Il tente de me détendre à sa façon. Touchée, je lui offre un sourire.

Ayden s'en va ce soir. Il revient ce week-end, comme il me l'a promis. S'il vient pour l'anniversaire de Jacques, alors je crois pouvoir changer mon point de vue sur cette paranoïa de l'abandon.

Cette dernière semaine, nous avons passé du temps ensemble. Il a continué à venir au Passe-Temps. Chris a fini par comprendre qu'il partageait ma vie. Il ne s'est pas gêné pour m'embêter à ce propos d'ailleurs. Jusqu'à ce qu'Ayden le rencontre, par pur hasard au bistrot. Du moins, Chris a plutôt rencontré Le Glacier : sa facette froide et dure à appréhender.

Petit à petit, il s'ouvre à moi. Malgré tout, il reste insaisissable.

Je crois que le village a pris connaissance de la nouvelle, en dépit de notre volonté. Les habitants de Collioure ne semblent pas à la recherche de potins sur notre histoire et tant mieux.

— Du café ? me propose-t-il.

— J'en ai pris un avant de partir.

Sur le canapé, il s'assied à mes côtés et soulève mes jambes pour les poser sur les siennes.

— Rosie, je n'ai pas envie de partir avec pour dernier souvenir, toi, qui broie du noir.

— Désolée...

— Tu veux prendre l'air ? suggère-t-il, anxieux.

— Non, je veux rester avec toi, dis-je en me blottissant contre lui.

Je relève la tête tandis que lui la baisse vers moi. À la recherche de sa présence, je me redresse et l'embrasse doucement. Avec précaution, sa main se pose sur ma joue. Seules nos lèvres bougent l'une contre l'autre. Il reste chaste, me transmettant son calme rassurant.

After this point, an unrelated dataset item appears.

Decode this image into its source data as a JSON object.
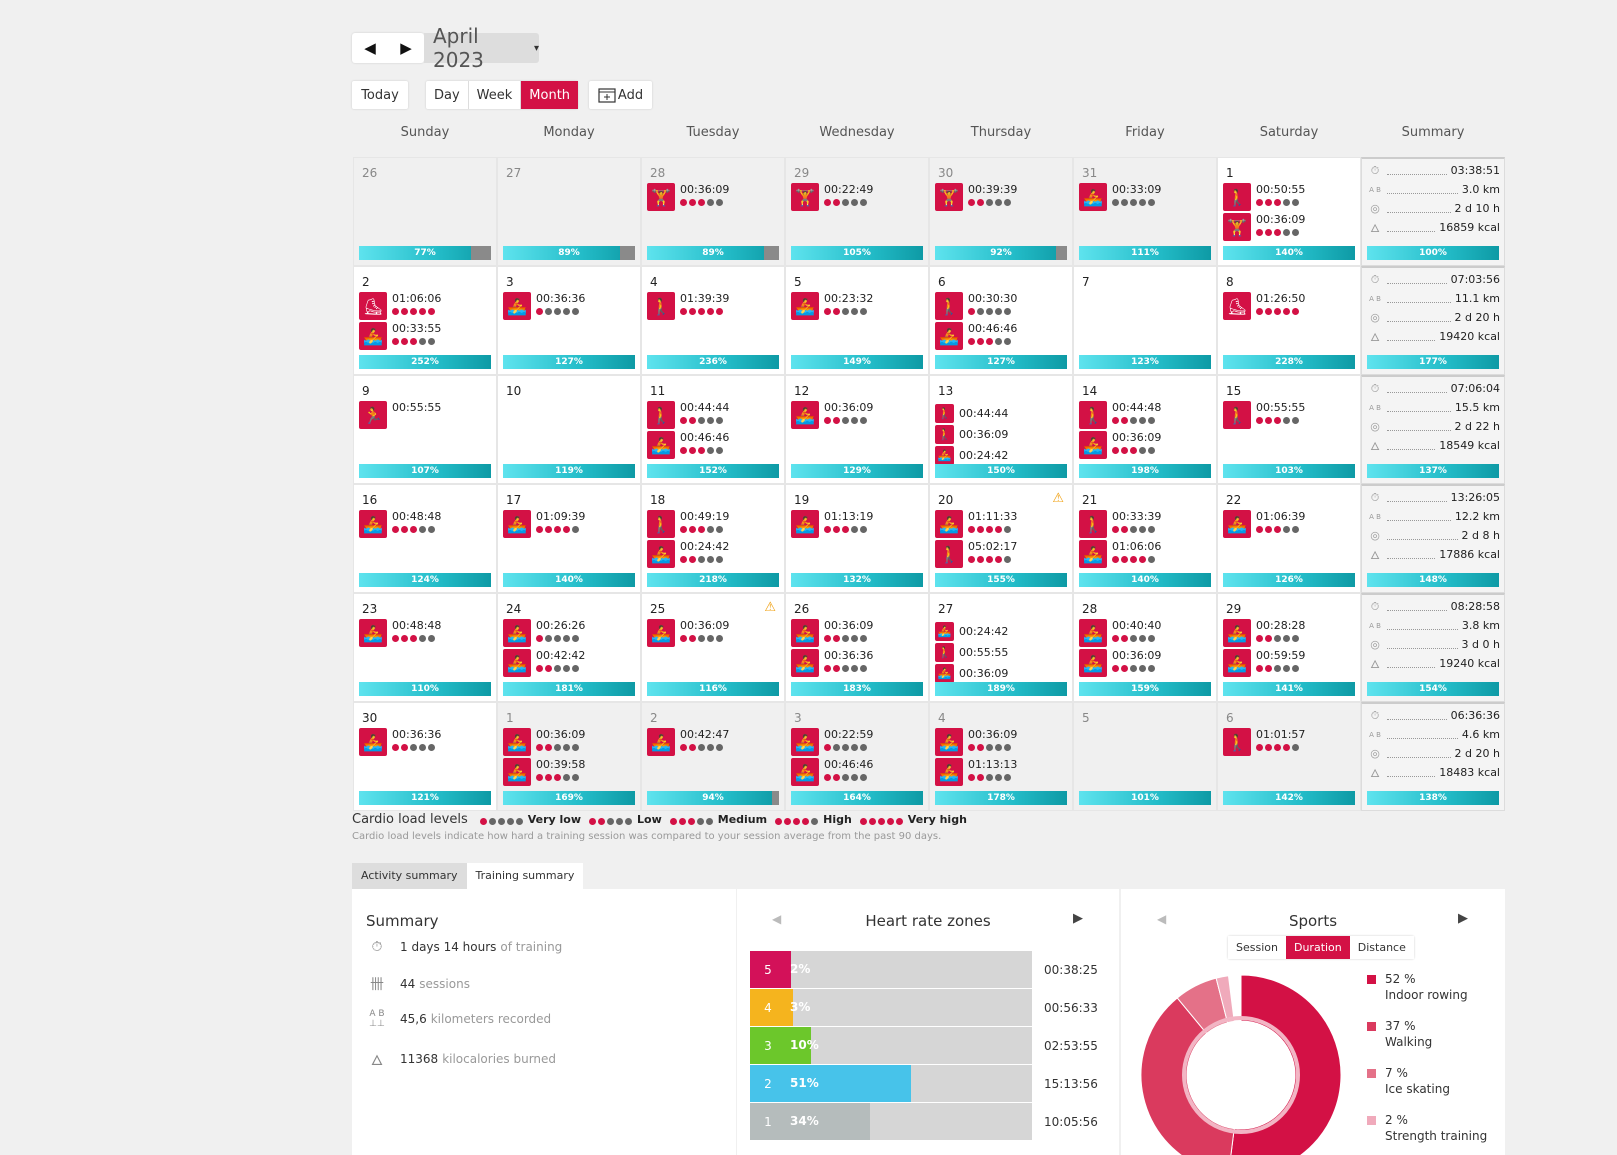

— Montre-moi les plans que tu dois gérer, murmuré-je finalement.

Content que je m'y intéresse, il fouille dans une grande pochette verte avant de revenir avec des feuilles. Je l'ai déjà vu travailler et il semblait si passionné que je n'ai jamais osé le déranger pour lui demander de m'expliquer. Je m'assieds en tailleur quand il me rejoint. Il pose un des deux schémas au sol, non sans avoir vérifié que rien ne pouvait le tacher. Un rectangle avec beaucoup de chiffres et d'autres formes apparaissent devant moi. À dire vrai, je n'y comprends pas grand-chose. Il semble le remarquer, entreprenant d'expliciter son travail.

— Il s'agit de l'esquisse d'un garage. Il a fallu que je respecte un espace buanderie ainsi qu'une pièce supplémentaire, probablement une chambre d'ami, tout en conservant l'espace minimal pour une voiture.

Il me désigne chaque endroit sur son dessin et, au son de sa voix, il semble prendre vie sous mes yeux. Me redressant, j'admire chaque trait inscrit de sa main. L'architecte passe à la seconde ébauche, représentant le réaménagement d'une maison déjà existante.

— Tu as tout imaginé tout seul ? m'étonné-je.

— En partie. Les clients m'ont fait part de leurs souhaits et j'en suis arrivé à quelque chose qui ne leur convenait pas alors j'ai recommencé.

La pulpe de mes doigts trace le contour du carré. Ébahie, je me demande comment un homme aussi intelligent que lui peut bien vouloir de moi. Puis, lorsque je croise son regard, je crois que je comprends sans avoir à lui poser la question. Cela ne s'explique pas.

— Ça t'arrive souvent de devoir les refaire ?

— Quand je n'ai pas la même vision des choses qu'eux, oui.